Health Service Focus

10.10.19

RCN responds to damning childhood obesity report

As part of her final work as Chief Medical Officer (CMO) Professor Dame Sally Davies, has published a report named ‘Time to solve childhood obesity’.

The report is aimed at politicians and policy makers rather than parents and claims the government should prioritise children’s health ahead of companies’ profits.

The 96-page-report outlines UK ambitions to have halved childhood obesity by 2030, despite England being ‘nowhere near’ achieving it.

One study revealed that an average of six primary school children out of a class of 30 are obese and a further four are overweight. A number which has doubled over the past 30 years.

It also showed that children living in the most deprived areas are disproportionately affected.

Some of the health impacts of childhood obesity are asthma, type 2 diabetes, cardiovascular diseases and joint pain – all of which would rely on the NHS for treatment.

She is calling on politicians to ensure that healthy food is more affordable, unhealthy food is less widely marketed and children have the chance to live and play in a healthy and safe environment.

Portion sizes are targeted as research shows that food sizes have increased and it encourages people to eat more.

Davies said in her report:

“Excess weight has slowly crept up on us all and is now often accepted as normal.
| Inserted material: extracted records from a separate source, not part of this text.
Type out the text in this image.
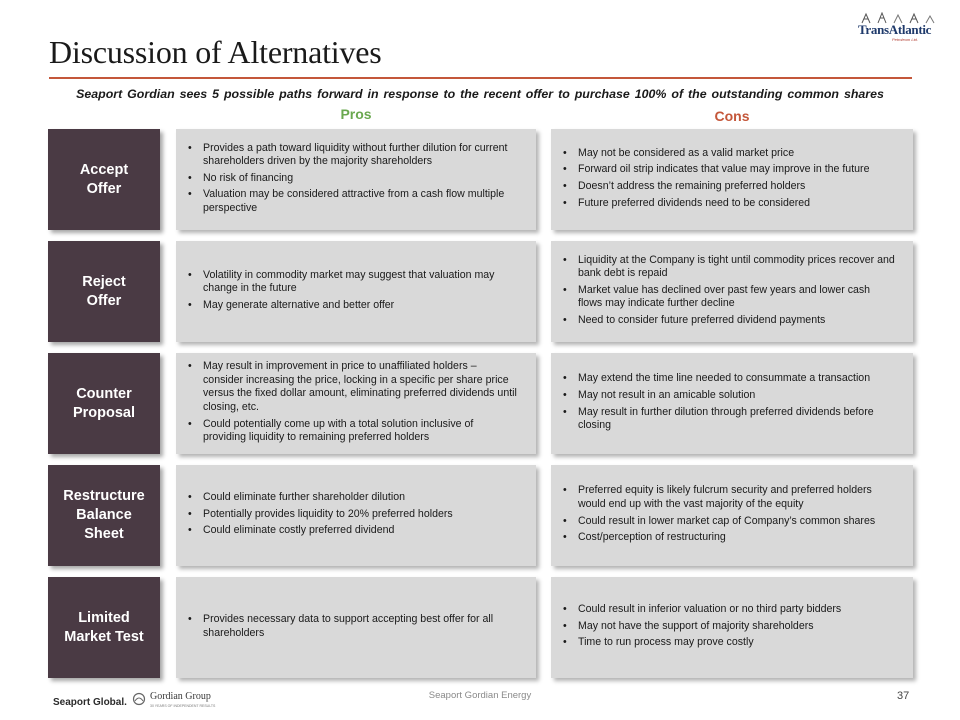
Discussion of Alternatives
TransAtlantic
Petroleum Ltd.
Seaport Gordian sees 5 possible paths forward in response to the recent offer to purchase 100% of the outstanding common shares
Pros	Cons
Accept
Offer
• Provides a path toward liquidity without further dilution for current shareholders driven by the majority shareholders
• No risk of financing
• Valuation may be considered attractive from a cash flow multiple perspective
• May not be considered as a valid market price
• Forward oil strip indicates that value may improve in the future
• Doesn’t address the remaining preferred holders
• Future preferred dividends need to be considered
Reject
Offer
• Volatility in commodity market may suggest that valuation may change in the future
• May generate alternative and better offer
• Liquidity at the Company is tight until commodity prices recover and bank debt is repaid
• Market value has declined over past few years and lower cash flows may indicate further decline
• Need to consider future preferred dividend payments
Counter
Proposal
• May result in improvement in price to unaffiliated holders – consider increasing the price, locking in a specific per share price versus the fixed dollar amount, eliminating preferred dividends until closing, etc.
• Could potentially come up with a total solution inclusive of providing liquidity to remaining preferred holders
• May extend the time line needed to consummate a transaction
• May not result in an amicable solution
• May result in further dilution through preferred dividends before closing
Restructure
Balance
Sheet
• Could eliminate further shareholder dilution
• Potentially provides liquidity to 20% preferred holders
• Could eliminate costly preferred dividend
• Preferred equity is likely fulcrum security and preferred holders would end up with the vast majority of the equity
• Could result in lower market cap of Company’s common shares
• Cost/perception of restructuring
Limited
Market Test
• Provides necessary data to support accepting best offer for all shareholders
• Could result in inferior valuation or no third party bidders
• May not have the support of majority shareholders
• Time to run process may prove costly
Seaport Global.
Gordian Group
30 YEARS OF INDEPENDENT RESULTS
Seaport Gordian Energy	37
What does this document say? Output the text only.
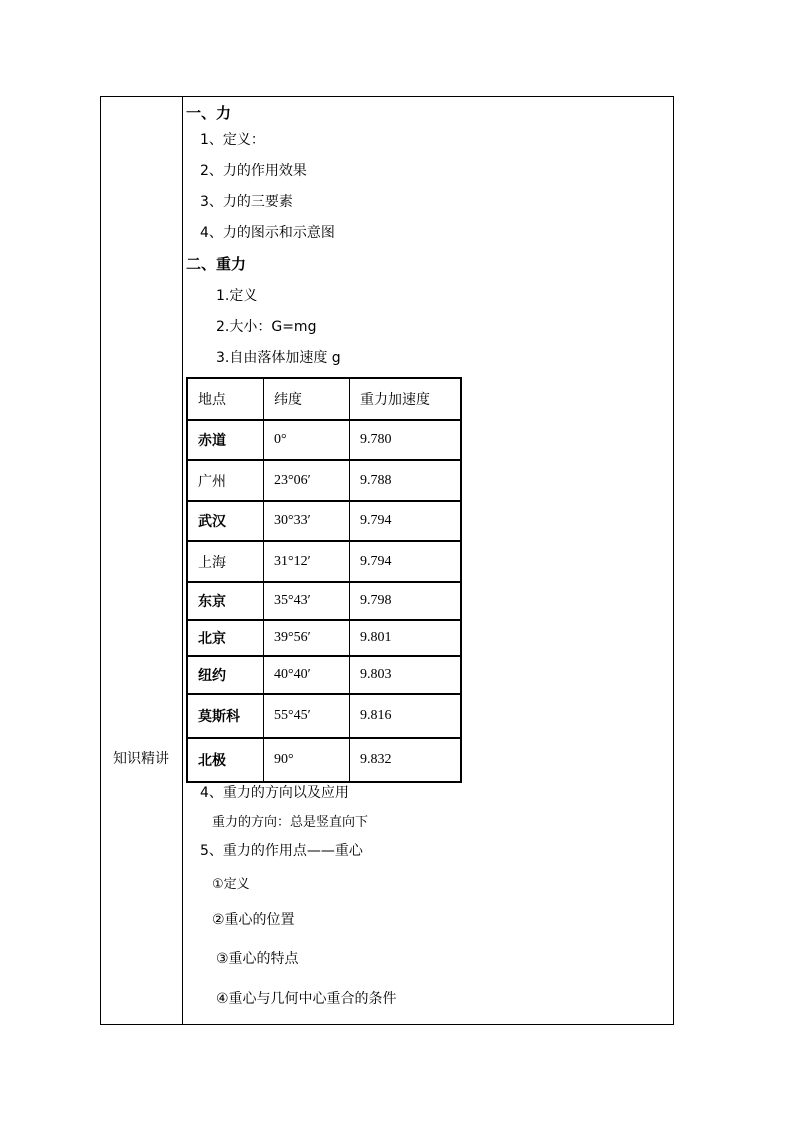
知识精讲
一、力
1、定义：
2、力的作用效果
3、力的三要素
4、力的图示和示意图
二、重力
1.定义
2.大小：G=mg
3.自由落体加速度 g
地点	纬度	重力加速度
赤道	0°	9.780
广州	23°06′	9.788
武汉	30°33′	9.794
上海	31°12′	9.794
东京	35°43′	9.798
北京	39°56′	9.801
纽约	40°40′	9.803
莫斯科	55°45′	9.816
北极	90°	9.832
4、重力的方向以及应用
重力的方向：总是竖直向下
5、重力的作用点——重心
①定义
②重心的位置
③重心的特点
④重心与几何中心重合的条件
This is a matter of health not about how children look. Too often discussion about weight is heard as stigmatizing and laying the blame on individuals.”

“The science is increasingly clear, genes and inheritance do affect individual risk, but it is the profound changes in the living environment that are shaping everybody’s behaviour and making it much harder for us all to be a healthy weight.”

Commenting on the report, , Royal College of Nursing, professional lead for Public Health, Helen Donovan, said:

"The suggestions from this report could help make future generations healthier and happier and we are pleased to see that the demands we have been making for over a decade are receiving the attention they deserve.

"Unhealthy foods, such as those high in sugar and salt not only do lasting damage to children that extends into adulthood but also cause stress for families and stores up problems for the health service further down the line.

"But the truth is that the nurses who start the conversation with parents about childhood obesity have long advocated the idea that investing in preventative health keeps people out of hospital. However, these same nurses have been fighting an uphill battle, on the one hand against corporations who have resisted reform and used advertising to manipulate childrens’ diets, and on the other against sustained cuts to public health spending and a significant reduction in the numbers of school nurses and health visitors who perform vital early interventions with families and children.”